La question devient encore plus intéressante quand on sait que les Québécois utilisent parfois le pseudo-anglicisme bat pour décrire l’instrument entre les mains du frappeur. Et le mot se prononce… batte.

Batteur

En toute logique, le joueur qui tient la batte est un batteur. Rien à voir avec Ringo Starr… Au Québec, c’est un frappeur, mais aussi un batteur, qui s’inspire non pas du français, mais bien de l’anglais batter, prononcé à l’américaine.

Plusieurs expressions familières ont germé sur le field of dreams.

  1. Passer au bat : passer un mauvais quart d’heure.
  2. Aller au bat : s’engager, régler un problème.
  3. Batter quelqu’un : lui donner une correction.

Neuvième manche

Pour ajouter au pittoresque de cet article, sans doute ésotérique pour un public européen, mentionnons qu’un projet de nouveau stade de baseball à Montréal portait le nom bucolique de Stade Labatt… Ça ne s’invente pas.

Traductions évidentes

Les emprunts à l’anglais ne sont pas tous répréhensibles; ils viennent enrichir notre langue.

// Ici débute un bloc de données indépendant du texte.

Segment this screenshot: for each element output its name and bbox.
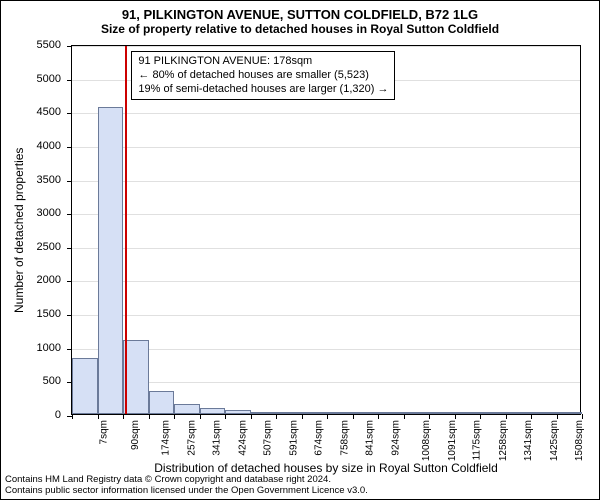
plot-area: 91 PILKINGTON AVENUE: 178sqm← 80% of det… (71, 45, 581, 415)
histogram-bar (225, 410, 251, 414)
gridline-h (72, 181, 580, 182)
info-box: 91 PILKINGTON AVENUE: 178sqm← 80% of det… (131, 51, 395, 100)
x-tick-label: 1508sqm (574, 420, 585, 461)
y-tick-mark (67, 181, 72, 182)
x-tick-label: 424sqm (237, 420, 248, 456)
chart-title: 91, PILKINGTON AVENUE, SUTTON COLDFIELD,… (1, 1, 599, 22)
plot-wrap: 91 PILKINGTON AVENUE: 178sqm← 80% of det… (71, 45, 581, 415)
y-tick-label: 3500 (37, 174, 65, 186)
y-tick-mark (67, 349, 72, 350)
attribution: Contains HM Land Registry data © Crown c… (5, 475, 368, 497)
histogram-bar (200, 408, 226, 414)
x-tick-label: 507sqm (263, 420, 274, 456)
y-tick-mark (67, 147, 72, 148)
gridline-h (72, 46, 580, 47)
x-tick-label: 841sqm (365, 420, 376, 456)
x-tick-label: 758sqm (339, 420, 350, 456)
info-box-line1: 91 PILKINGTON AVENUE: 178sqm (138, 55, 388, 69)
gridline-h (72, 281, 580, 282)
histogram-bar (455, 412, 481, 414)
x-tick-label: 924sqm (390, 420, 401, 456)
x-axis-title: Distribution of detached houses by size … (71, 461, 581, 475)
x-tick-label: 341sqm (212, 420, 223, 456)
histogram-bar (404, 412, 430, 414)
x-tick-label: 174sqm (161, 420, 172, 456)
histogram-bar (327, 412, 353, 414)
histogram-bar (378, 412, 404, 414)
histogram-bar (174, 404, 200, 414)
gridline-h (72, 147, 580, 148)
y-tick-label: 5000 (37, 73, 65, 85)
x-tick-label: 1175sqm (471, 420, 482, 460)
histogram-bar (98, 107, 124, 414)
histogram-bar (480, 412, 506, 414)
y-tick-label: 4500 (37, 106, 65, 118)
gridline-h (72, 315, 580, 316)
y-tick-mark (67, 80, 72, 81)
x-tick-label: 1258sqm (498, 420, 509, 461)
histogram-bar (353, 412, 379, 414)
gridline-h (72, 248, 580, 249)
y-tick-label: 1500 (37, 308, 65, 320)
y-tick-label: 3000 (37, 207, 65, 219)
y-tick-label: 2000 (37, 274, 65, 286)
x-tick-label: 591sqm (288, 420, 299, 456)
x-tick-label: 1091sqm (447, 420, 458, 461)
x-tick-label: 1425sqm (549, 420, 560, 461)
y-tick-label: 2500 (37, 241, 65, 253)
chart-container: 91, PILKINGTON AVENUE, SUTTON COLDFIELD,… (0, 0, 600, 500)
info-box-line2: ← 80% of detached houses are smaller (5,… (138, 69, 388, 83)
x-tick-mark (582, 414, 583, 419)
y-tick-mark (67, 315, 72, 316)
histogram-bar (149, 391, 175, 414)
histogram-bar (531, 412, 557, 414)
info-box-line3: 19% of semi-detached houses are larger (… (138, 83, 388, 97)
y-tick-mark (67, 248, 72, 249)
chart-subtitle: Size of property relative to detached ho… (1, 22, 599, 40)
y-tick-mark (67, 281, 72, 282)
marker-line (125, 46, 127, 414)
y-tick-label: 1000 (37, 342, 65, 354)
histogram-bar (302, 412, 328, 414)
gridline-h (72, 214, 580, 215)
x-tick-label: 257sqm (186, 420, 197, 456)
x-tick-label: 674sqm (314, 420, 325, 456)
y-tick-mark (67, 214, 72, 215)
x-tick-label: 90sqm (130, 420, 141, 450)
x-tick-label: 1008sqm (421, 420, 432, 461)
y-tick-label: 500 (43, 375, 65, 387)
y-tick-label: 0 (55, 409, 65, 421)
histogram-bar (557, 412, 583, 414)
attribution-line2: Contains public sector information licen… (5, 486, 368, 497)
y-axis-labels: 0500100015002000250030003500400045005000… (1, 45, 65, 415)
histogram-bar (251, 412, 277, 414)
histogram-bar (429, 412, 455, 414)
y-tick-label: 4000 (37, 140, 65, 152)
x-tick-label: 7sqm (98, 420, 109, 444)
y-tick-label: 5500 (37, 39, 65, 51)
histogram-bar (72, 358, 98, 414)
histogram-bar (506, 412, 532, 414)
histogram-bar (276, 412, 302, 414)
gridline-h (72, 113, 580, 114)
y-tick-mark (67, 113, 72, 114)
x-tick-label: 1341sqm (523, 420, 534, 461)
y-tick-mark (67, 46, 72, 47)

Et il est compréhensible que le français puise dans l’anglais américain, comme il s’est jadis abreuvé dans la vasque du vocabulaire italien.

Ce qui est moins acceptable, cependant, c’est de voir des mots ou des expressions facilement traduisibles, mais qui ne le sont pas à cause de la fascination qu’exerce la langue américaine sur les francophones un peu partout dans le monde.

Des traductions évidentes

Il y a en effet des cas où la traduction de l’anglais est tellement simple qu’on se demande pourquoi on ne la fait pas tout simplement. Voici quelques cas :

QR code : le code QR. Tout le monde comprend au Canada. L’anglais n’apporte rien dans ce cas.

Rubik’s cube : le cube de Rubik. Celui-ci est un Hongrois. Alors pourquoi désigner son invention par l’expression anglaise?

Mobil-home : une maison mobile, tout simplement.

Room service : le service aux chambres.

D’autres exemples où la traduction est moins transparente.

Steward : agent de bord. C’est joli et c’est français; délaissons les hôtesses de l’air et les stewards. Horribles tous les deux.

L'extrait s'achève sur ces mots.